Risk Assessment & Mitigation

Managing the ups and downs of retirement contributions is a major concern for employers. Because plans can face significant fluctuations in contributions from year to year, you need tools that can help predict how changes in economic and budgetary conditions could affect plan contributions and what steps you can take to mitigate your risk.

Sibson Consulting's asset-liability modeling (ALM) is a tool that can be used to make sound decisions regarding plan assets and liabilities. It is particularly helpful in comparing the effects on plan funding of one or more sets of future "what if" scenarios. ALM services are provided by Segal Rogerscasey, our SEC-registered investment solutions affiliate.

ALM can be applied to every part of the plan process: plan design, plan governance and investment management. You should especially consider ALM if you are contemplating changes to:

  • Cash outflow and liquidity requirements
  • Contribution levels
  • Plan design, funding method or asset allocation changes

What is Asset-Liability Modeling?

ALM looks at two different categories of events that can affect your plan: changes that you can control, such as funding method, benefit design or asset allocation and changes that you cannot control, such as investment returns, market volatility or inflation.

We identify the likelihood and impact of changes in these elements — this process allows you to adjust investment and funding policies. In addition, it provides you with a deeper understanding of how alternative investment strategies, benefit designs and funding methods interact and influence funding levels and contribution requirements.

Sibson offers two different types of ALM: deterministic and stochastic.

  • Deterministic ALM: a specific set of assumptions, giving you a sense of how the plan will look under very specific scenarios. While it does not take into account any alternative outcomes, for some organizations, deterministic ALM may be enough.
  • Stochastic ALM: gives you insight into the probability of the amount and timing of expected costs, as well as the range of expected results, and the likelihood of each outcome occurring. The simulation involves modeling thousands of long-term forecasts under future economic scenarios. The influence that each of these economic scenarios will have on pension liabilities and trust assets is then measured and recorded. Stochastic ALM gives you a view of the overall long-term financing of the plan that neither a single-year actuarial valuation nor a deterministic projection can provide.

Why Should You Use Asset-Liability Modeling?

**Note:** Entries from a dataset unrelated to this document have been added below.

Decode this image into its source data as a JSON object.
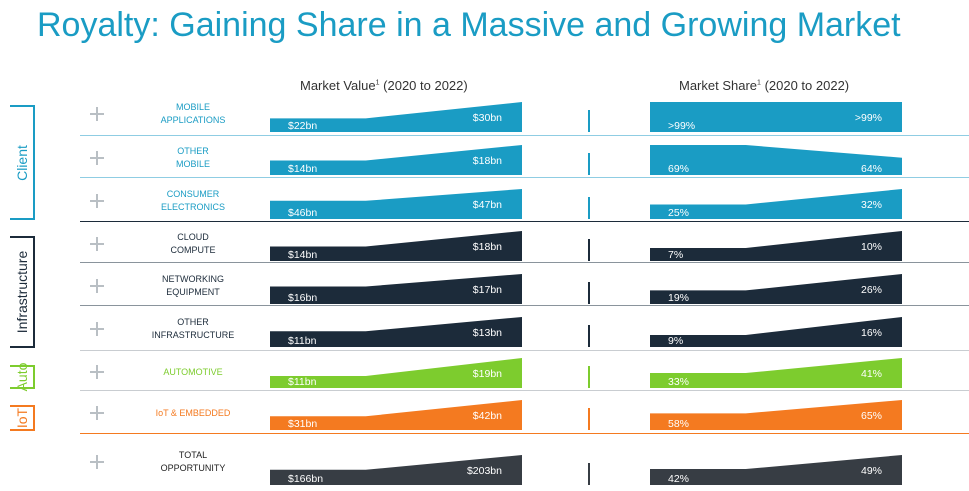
{
  "title": "Royalty: Gaining Share in a Massive and Growing Market",
  "columns": {
    "market_value": {
      "label": "Market Value",
      "sup": "1",
      "suffix": " (2020 to 2022)"
    },
    "market_share": {
      "label": "Market Share",
      "sup": "1",
      "suffix": " (2020 to 2022)"
    }
  },
  "groups": [
    {
      "label": "Client",
      "color": "#1a9cc4"
    },
    {
      "label": "Infrastructure",
      "color": "#1c2b3a"
    },
    {
      "label": "Auto",
      "color": "#7dcc2e"
    },
    {
      "label": "IoT",
      "color": "#f47a20"
    }
  ],
  "chart_data": {
    "type": "area",
    "series": [
      {
        "group": 0,
        "segment": "MOBILE\nAPPLICATIONS",
        "mv": [
          "$22bn",
          "$30bn"
        ],
        "mv_vals": [
          22,
          30
        ],
        "ms": [
          ">99%",
          ">99%"
        ],
        "ms_vals": [
          99.5,
          99.5
        ],
        "color": "#1a9cc4",
        "text_color": "#1a9cc4"
      },
      {
        "group": 0,
        "segment": "OTHER\nMOBILE",
        "mv": [
          "$14bn",
          "$18bn"
        ],
        "mv_vals": [
          14,
          18
        ],
        "ms": [
          "69%",
          "64%"
        ],
        "ms_vals": [
          69,
          64
        ],
        "color": "#1a9cc4",
        "text_color": "#1a9cc4"
      },
      {
        "group": 0,
        "segment": "CONSUMER\nELECTRONICS",
        "mv": [
          "$46bn",
          "$47bn"
        ],
        "mv_vals": [
          46,
          47
        ],
        "ms": [
          "25%",
          "32%"
        ],
        "ms_vals": [
          25,
          32
        ],
        "color": "#1a9cc4",
        "text_color": "#1a9cc4"
      },
      {
        "group": 1,
        "segment": "CLOUD\nCOMPUTE",
        "mv": [
          "$14bn",
          "$18bn"
        ],
        "mv_vals": [
          14,
          18
        ],
        "ms": [
          "7%",
          "10%"
        ],
        "ms_vals": [
          7,
          10
        ],
        "color": "#1c2b3a",
        "text_color": "#1c2b3a"
      },
      {
        "group": 1,
        "segment": "NETWORKING\nEQUIPMENT",
        "mv": [
          "$16bn",
          "$17bn"
        ],
        "mv_vals": [
          16,
          17
        ],
        "ms": [
          "19%",
          "26%"
        ],
        "ms_vals": [
          19,
          26
        ],
        "color": "#1c2b3a",
        "text_color": "#1c2b3a"
      },
      {
        "group": 1,
        "segment": "OTHER\nINFRASTRUCTURE",
        "mv": [
          "$11bn",
          "$13bn"
        ],
        "mv_vals": [
          11,
          13
        ],
        "ms": [
          "9%",
          "16%"
        ],
        "ms_vals": [
          9,
          16
        ],
        "color": "#1c2b3a",
        "text_color": "#1c2b3a"
      },
      {
        "group": 2,
        "segment": "AUTOMOTIVE",
        "mv": [
          "$11bn",
          "$19bn"
        ],
        "mv_vals": [
          11,
          19
        ],
        "ms": [
          "33%",
          "41%"
        ],
        "ms_vals": [
          33,
          41
        ],
        "color": "#7dcc2e",
        "text_color": "#7dcc2e"
      },
      {
        "group": 3,
        "segment": "IoT & EMBEDDED",
        "mv": [
          "$31bn",
          "$42bn"
        ],
        "mv_vals": [
          31,
          42
        ],
        "ms": [
          "58%",
          "65%"
        ],
        "ms_vals": [
          58,
          65
        ],
        "color": "#f47a20",
        "text_color": "#f47a20"
      },
      {
        "group": null,
        "segment": "TOTAL\nOPPORTUNITY",
        "mv": [
          "$166bn",
          "$203bn"
        ],
        "mv_vals": [
          166,
          203
        ],
        "ms": [
          "42%",
          "49%"
        ],
        "ms_vals": [
          42,
          49
        ],
        "color": "#373d44",
        "text_color": "#222222"
      }
    ]
  }
}
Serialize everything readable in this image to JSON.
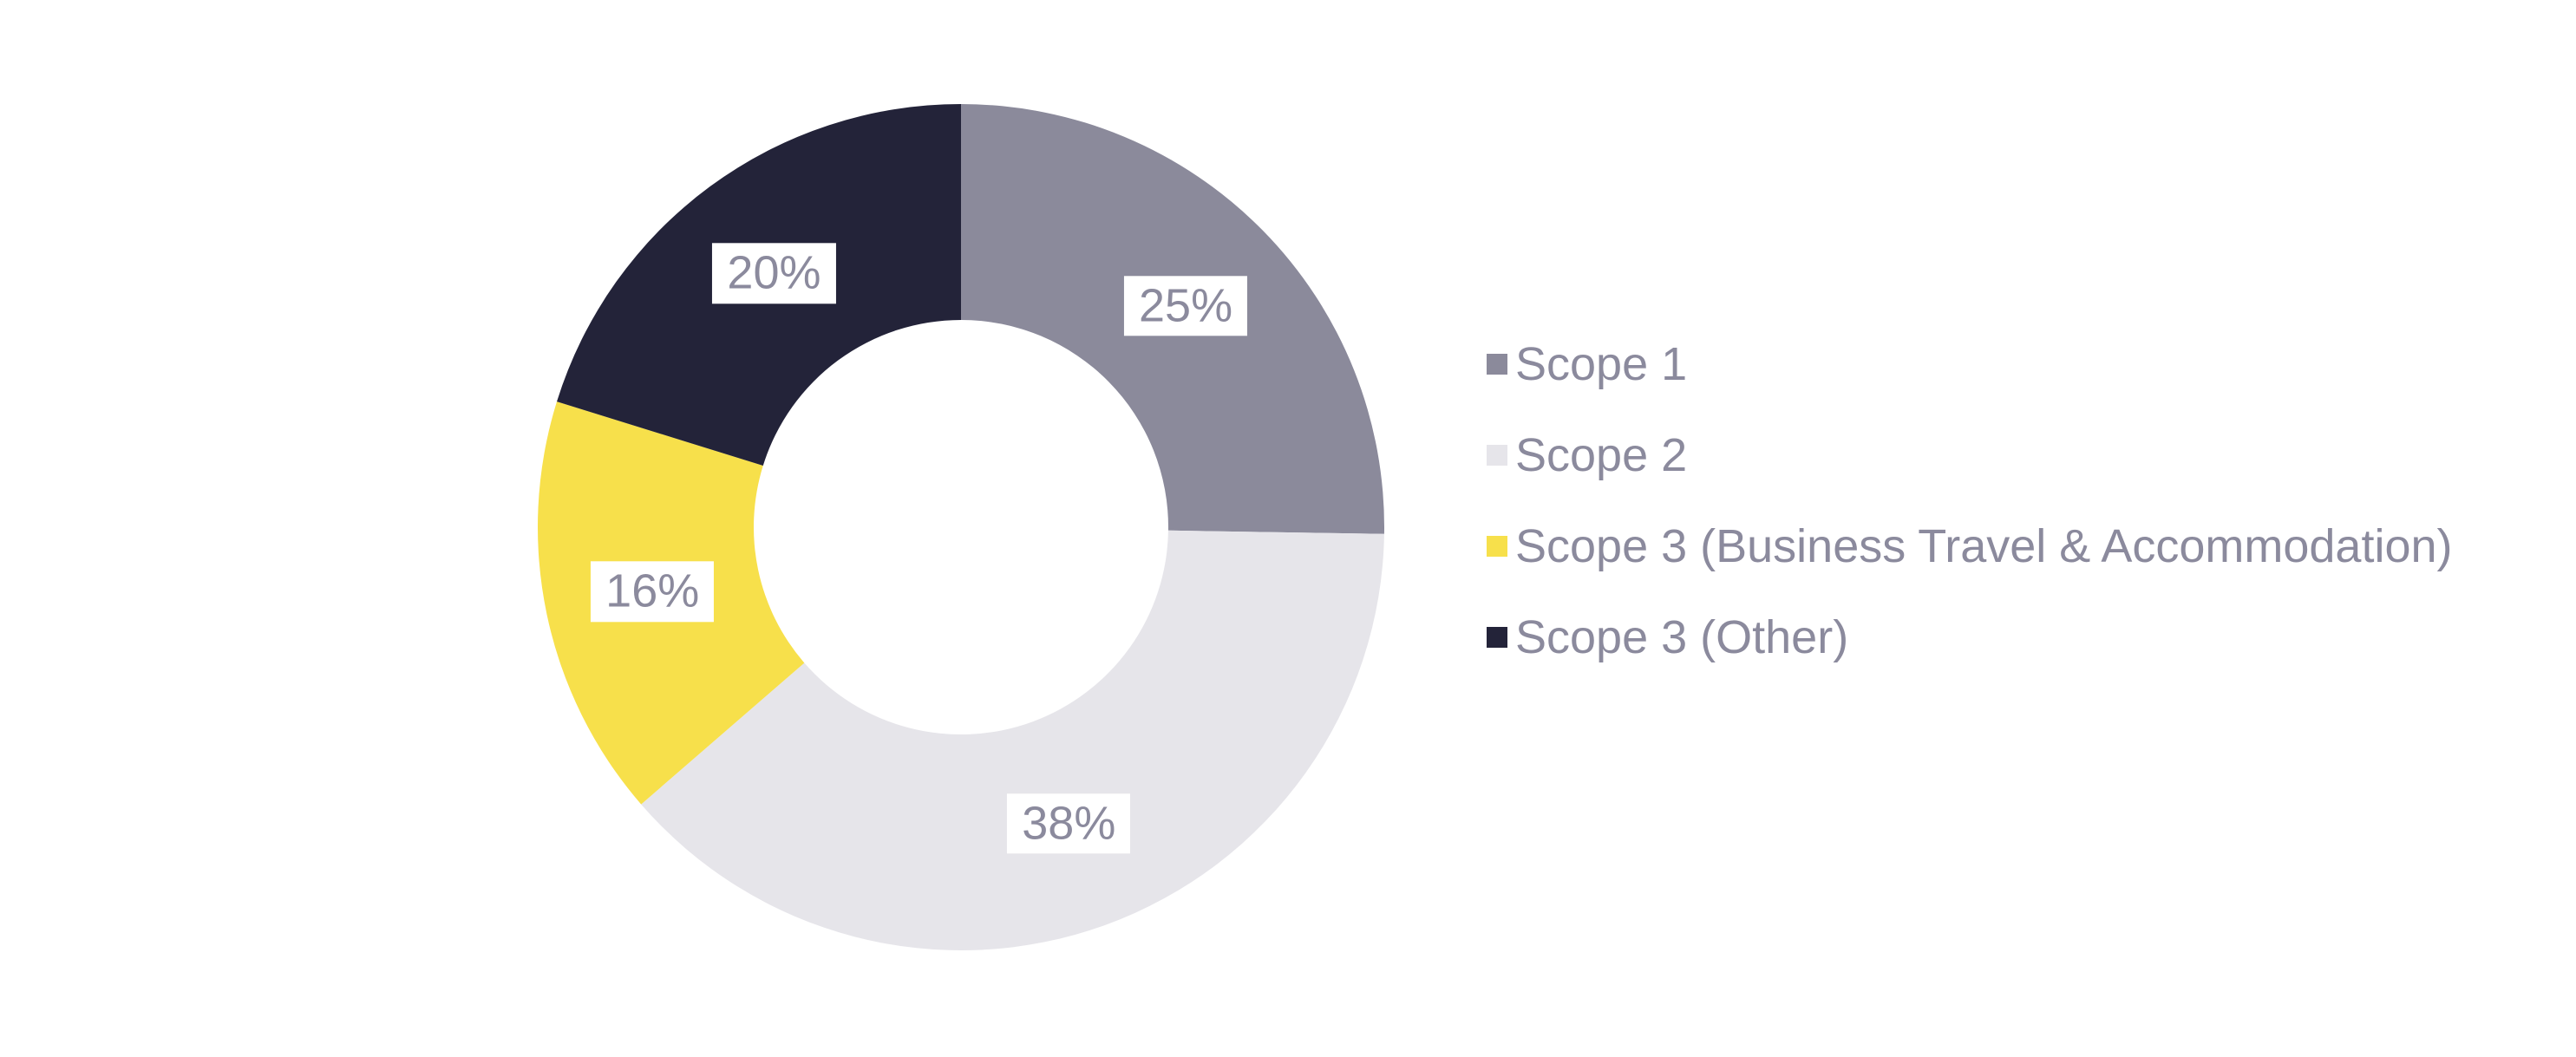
{
  "background_color": "#ffffff",
  "chart_data": {
    "type": "pie",
    "subtype": "donut",
    "title": "",
    "categories": [
      "Scope 1",
      "Scope 2",
      "Scope 3 (Business Travel & Accommodation)",
      "Scope 3 (Other)"
    ],
    "values": [
      25,
      38,
      16,
      20
    ],
    "value_labels": [
      "25%",
      "38%",
      "16%",
      "20%"
    ],
    "colors": [
      "#8B8A9B",
      "#E6E5EA",
      "#F7E04B",
      "#232339"
    ],
    "legend_position": "right",
    "start_angle_deg": 0,
    "direction": "clockwise",
    "inner_radius_ratio": 0.49,
    "label_text_color": "#8B8A9D",
    "label_background_color": "#ffffff",
    "legend_text_color": "#8B8A9D"
  }
}
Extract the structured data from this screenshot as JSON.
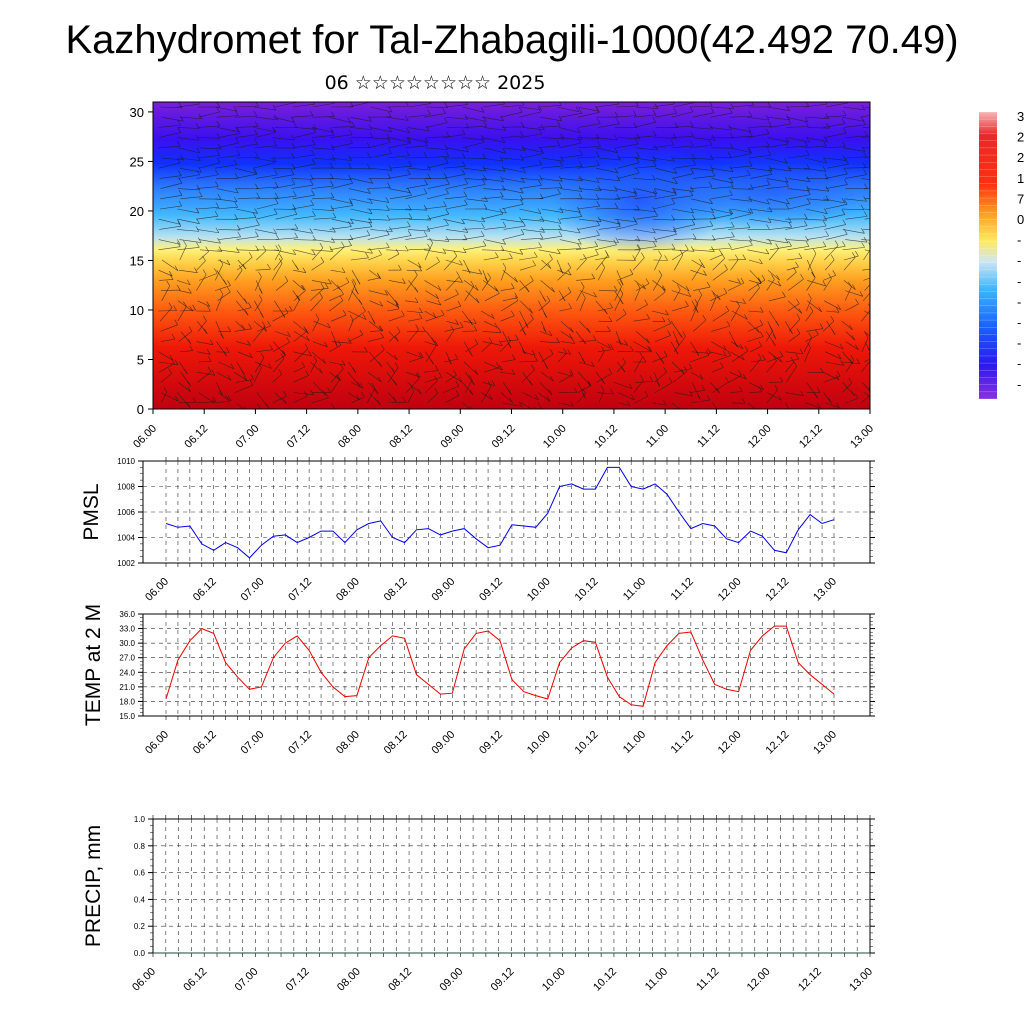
{
  "title": "Kazhydromet for Tal-Zhabagili-1000(42.492 70.49)",
  "subtitle": "06 ☆☆☆☆☆☆☆☆ 2025",
  "time_ticks": [
    "06.00",
    "06.12",
    "07.00",
    "07.12",
    "08.00",
    "08.12",
    "09.00",
    "09.12",
    "10.00",
    "10.12",
    "11.00",
    "11.12",
    "12.00",
    "12.12",
    "13.00"
  ],
  "colors": {
    "pmsl_line": "#0000ee",
    "temp_line": "#ee0000",
    "palette": [
      "#7a1fd8",
      "#3a10f0",
      "#1030ff",
      "#2c7dff",
      "#3ab4ff",
      "#a8dcf2",
      "#fff06a",
      "#ffd24a",
      "#ffa820",
      "#ff6a10",
      "#ff2a10",
      "#e61010",
      "#c80a1a",
      "#f08080"
    ]
  },
  "chart_data": [
    {
      "type": "heatmap",
      "name": "cross-section",
      "title": "",
      "xlabel": "",
      "ylabel": "",
      "ylim": [
        0,
        31
      ],
      "yticks": [
        0,
        5,
        10,
        15,
        20,
        25,
        30
      ],
      "colorbar_labels": [
        "3",
        "2",
        "2",
        "1",
        "7",
        "0",
        "-",
        "-",
        "-",
        "-",
        "-",
        "-",
        "-",
        "-"
      ],
      "description_series": [
        {
          "level": 0,
          "temp_band": "red"
        },
        {
          "level": 10,
          "temp_band": "orange"
        },
        {
          "level": 15,
          "temp_band": "yellow"
        },
        {
          "level": 20,
          "temp_band": "light-blue"
        },
        {
          "level": 25,
          "temp_band": "blue"
        },
        {
          "level": 30,
          "temp_band": "purple"
        }
      ],
      "grid": false
    },
    {
      "type": "line",
      "name": "PMSL",
      "ylabel": "PMSL",
      "ylim": [
        1002,
        1010
      ],
      "yticks": [
        "1002",
        "1004",
        "1006",
        "1008",
        "1010"
      ],
      "x_step_hours": 3,
      "values": [
        1005.1,
        1004.8,
        1004.9,
        1003.5,
        1003.0,
        1003.6,
        1003.2,
        1002.4,
        1003.4,
        1004.1,
        1004.2,
        1003.6,
        1004.0,
        1004.5,
        1004.5,
        1003.6,
        1004.6,
        1005.1,
        1005.3,
        1004.0,
        1003.6,
        1004.6,
        1004.7,
        1004.2,
        1004.5,
        1004.7,
        1003.9,
        1003.2,
        1003.4,
        1005.0,
        1004.9,
        1004.8,
        1005.9,
        1008.0,
        1008.2,
        1007.8,
        1007.8,
        1009.5,
        1009.5,
        1008.0,
        1007.8,
        1008.2,
        1007.4,
        1006.0,
        1004.7,
        1005.1,
        1004.9,
        1003.9,
        1003.6,
        1004.5,
        1004.1,
        1003.0,
        1002.8,
        1004.6,
        1005.8,
        1005.1,
        1005.4
      ],
      "grid": true
    },
    {
      "type": "line",
      "name": "TEMP at 2 M",
      "ylabel": "TEMP at 2 M",
      "ylim": [
        15,
        36
      ],
      "yticks": [
        "15.0",
        "18.0",
        "21.0",
        "24.0",
        "27.0",
        "30.0",
        "33.0",
        "36.0"
      ],
      "x_step_hours": 3,
      "values": [
        18.5,
        26.5,
        30.5,
        33.0,
        32.0,
        26.0,
        23.0,
        20.5,
        21.0,
        27.0,
        30.0,
        31.5,
        28.5,
        24.0,
        21.0,
        19.0,
        19.2,
        27.0,
        29.5,
        31.5,
        31.0,
        23.5,
        21.5,
        19.5,
        19.7,
        28.8,
        32.0,
        32.5,
        30.5,
        22.5,
        20.0,
        19.2,
        18.5,
        26.0,
        29.0,
        30.5,
        30.2,
        23.0,
        19.0,
        17.3,
        17.0,
        26.0,
        29.5,
        32.0,
        32.3,
        26.5,
        21.5,
        20.5,
        20.0,
        28.5,
        31.5,
        33.5,
        33.5,
        26.0,
        23.5,
        21.5,
        19.5
      ],
      "grid": true
    },
    {
      "type": "line",
      "name": "PRECIP, mm",
      "ylabel": "PRECIP, mm",
      "ylim": [
        0,
        1
      ],
      "yticks": [
        "0.0",
        "0.2",
        "0.4",
        "0.6",
        "0.8",
        "1.0"
      ],
      "x_step_hours": 3,
      "values": [
        0,
        0,
        0,
        0,
        0,
        0,
        0,
        0,
        0,
        0,
        0,
        0,
        0,
        0,
        0,
        0,
        0,
        0,
        0,
        0,
        0,
        0,
        0,
        0,
        0,
        0,
        0,
        0,
        0,
        0,
        0,
        0,
        0,
        0,
        0,
        0,
        0,
        0,
        0,
        0,
        0,
        0,
        0,
        0,
        0,
        0,
        0,
        0,
        0,
        0,
        0,
        0,
        0,
        0,
        0,
        0,
        0
      ],
      "grid": true
    }
  ]
}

  • ALM provides a platform for decision-making. By analyzing proposed changes in the asset portfolio, plan design or funding policy, you can see the likely future impact of current choices.
  • The ALM process evidences due diligence in support of fiduciary obligations of the plan sponsor.
  • As opposed to asset allocation studies, which only measure the variability of portfolio returns, an ALM study measures actuarial funding risks.

Why Choose Sibson?

We provide independent consulting advice and are able to make unbiased recommendations because we are not associated with any asset manager or brokerage firms.

We use one of the premier asset-liability software models in the industry, developed by Dr. Irwin Tepper, a leader in the field of ALM. Our results-oriented consulting approach  coupled with input from the plan's investment advisors  combines actuarial and investment expertise with a clear, accurate and objective focus on each client's needs.